6:33am

Fri September 2, 2011
The Commonwealth

Fairness Ordinance Hits Rural Wall

In part one WEKU reported on the experiences and challenges for young people growing up gay in Kentucky. In part two, she examines the complex and sometimes acrimonious debate over fairness ordinances.  They’re designed to protect Kentuckians from discrimination based on sexual preference or identity.

Jeff Osborne, who’s pastor of the Berea Evangelistic Church, speaks for many rural Kentuckians.

"Well, there’s no question in my mind that homosexuality is wrong. Why? Well, the Bible teaches, both Old and New Testament, that homosexuality is a sin."

According to U.S. Census figures, there are really two Kentuckys.  There’s rural Kentucky where very few gay couples are found.  Then, there’s urban Kentucky where people are much more willing to identify themselves as same-sex couples.  Communities like Louisville, Lexington and northern Kentucky recorded more than 10 same sex couples per thousand.  The statewide average is just under seven couples.

Anecdotally, discrimination against sexual orientation is more common in rural Kentucky.  For example, over the summer in Hazard, two gay men were ejected from a public swimming pool.  In Harlan County, a lesbian couple reports they were beaten because of their sexual orientation.

Jordan Palmer, president of the Kentucky Equality Federation, said city government in Hazard, which has a history of tolerance, reacted quickly to the discrimination, but the story isn't the same everywhere.

"You travel outside of Hazard to Harlan or Hindman or Jackson, which is in Breathitt County, it's a completely different attitude. Gay people are beaten, they're openly and blatantly terminated because of their sexual orientation."

Hoping to outlaw discrimination based on sexual orientation, several communities have turned to fairness ordinances.  They’ve been enacted in the urban centers of Louisville, Lexington and Covington.  But, similar ordinances in relatively-rural Berea and Richmond have stalled.

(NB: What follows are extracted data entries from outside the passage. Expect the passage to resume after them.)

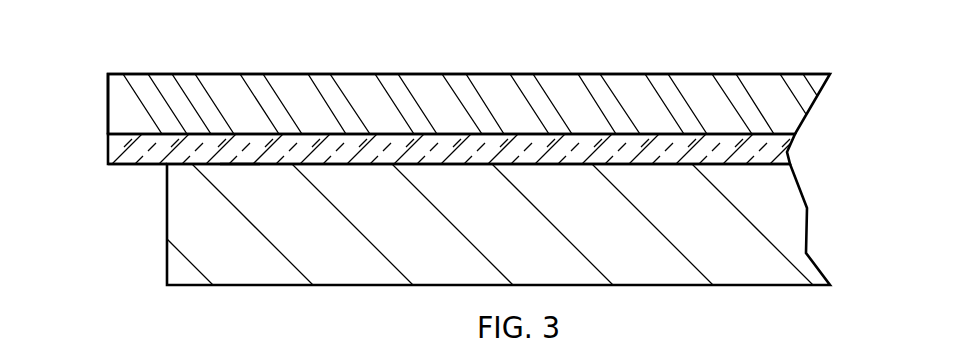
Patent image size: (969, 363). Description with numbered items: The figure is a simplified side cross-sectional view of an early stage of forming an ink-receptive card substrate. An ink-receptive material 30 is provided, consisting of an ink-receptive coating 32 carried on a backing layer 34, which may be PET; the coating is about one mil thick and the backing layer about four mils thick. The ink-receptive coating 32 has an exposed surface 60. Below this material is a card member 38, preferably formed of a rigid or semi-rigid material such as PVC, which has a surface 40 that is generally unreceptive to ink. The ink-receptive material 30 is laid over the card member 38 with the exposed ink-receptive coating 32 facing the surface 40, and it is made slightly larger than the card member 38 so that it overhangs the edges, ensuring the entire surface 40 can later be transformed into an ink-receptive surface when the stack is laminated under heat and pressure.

The ink-receptive material 30 is at (103, 63).
The ink-receptive coating 32 is at (777, 153).
The backing layer 34 is at (765, 85).
The card member 38 is at (173, 223).
The surface 40 is at (241, 142).
The surface 60 is at (141, 180).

Given the stalemate in rural Kentucky, proponents shifted their efforts to Frankfort.  Palmer says a state law fashioned after a fairness ordinance would ensure all Kentuckians enjoy the same protections.  Plus, he says only the state can effectively enforce the law. 

So, the Equality Federation is pushing to add sexual identity to the jurisdiction of the Kentucky Commission on Human Rights, which has authority throughout the Commonwealth. 

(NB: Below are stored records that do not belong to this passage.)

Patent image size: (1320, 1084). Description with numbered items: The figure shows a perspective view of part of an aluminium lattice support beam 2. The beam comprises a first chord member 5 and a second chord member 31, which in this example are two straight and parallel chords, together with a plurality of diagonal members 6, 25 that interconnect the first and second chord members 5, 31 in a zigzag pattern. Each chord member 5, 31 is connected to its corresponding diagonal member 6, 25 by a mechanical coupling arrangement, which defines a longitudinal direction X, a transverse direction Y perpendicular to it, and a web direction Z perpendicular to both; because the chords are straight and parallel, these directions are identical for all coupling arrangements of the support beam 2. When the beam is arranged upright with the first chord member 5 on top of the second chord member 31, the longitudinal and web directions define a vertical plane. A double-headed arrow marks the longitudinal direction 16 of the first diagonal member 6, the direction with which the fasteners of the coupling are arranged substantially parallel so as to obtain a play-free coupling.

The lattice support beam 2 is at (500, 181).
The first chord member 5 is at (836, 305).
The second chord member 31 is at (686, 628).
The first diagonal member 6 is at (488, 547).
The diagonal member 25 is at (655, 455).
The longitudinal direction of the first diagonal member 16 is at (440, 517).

"it protects smokers from being fired from a job but not because of sexual orientation or gender identity. That agency is heavily funded and they're the ones that need jurisdiction over sexual identity to be effective,” Palmer said.

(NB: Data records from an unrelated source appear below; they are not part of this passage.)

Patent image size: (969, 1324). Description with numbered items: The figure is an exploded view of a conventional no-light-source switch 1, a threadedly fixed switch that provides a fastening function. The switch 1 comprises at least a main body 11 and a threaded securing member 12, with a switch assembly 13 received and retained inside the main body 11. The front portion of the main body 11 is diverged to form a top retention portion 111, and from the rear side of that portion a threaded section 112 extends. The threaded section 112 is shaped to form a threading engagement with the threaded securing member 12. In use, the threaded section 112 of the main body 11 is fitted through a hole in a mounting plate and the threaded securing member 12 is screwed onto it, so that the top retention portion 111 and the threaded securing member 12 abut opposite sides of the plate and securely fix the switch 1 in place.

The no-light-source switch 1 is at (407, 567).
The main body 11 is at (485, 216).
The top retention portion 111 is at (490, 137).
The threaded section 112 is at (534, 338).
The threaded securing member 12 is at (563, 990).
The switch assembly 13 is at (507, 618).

But, political opposition remains strong.  In 2004 three-quarters of voting Kentuckians drew the line at same-sex marriage, voting in favor of a constitutional amendment to ban it.  The opposition dominated many rural counties, where nearly 90 percent of those people casting ballots voted to ban gay marriage, a practice that was already illegal in the Commonwealth.

Since that time, according to Palmer, even the local fairness ordinances have come under attack in Frankfort.

"The Kentucky House has tried three, four times to revoke the authority of municipalities to pass equality laws…." He thinks this is likely to happen again in the next legislative session because of publicity surrounding the effort in Berea.

Berea minister Jeff Osborne, speaks for many people who see the fairness ordinance as a violation of their property rights.

"My main concern is the loss of freedom myself, the loss of my freedoms. I believe that as a property owner I should have rights to say what should go on or shouldn’t go on on my property."

Nevertheless, the political and economic pressures on landlords and lawmakers continue to grow. Census figures again indicate Kentucky was among the states with the largest increase in same-sex couples. As the number of openly gay people grows, so does their political and economic power…ensuring the debate over discrimination based on sexual orientation is not over in Kentucky.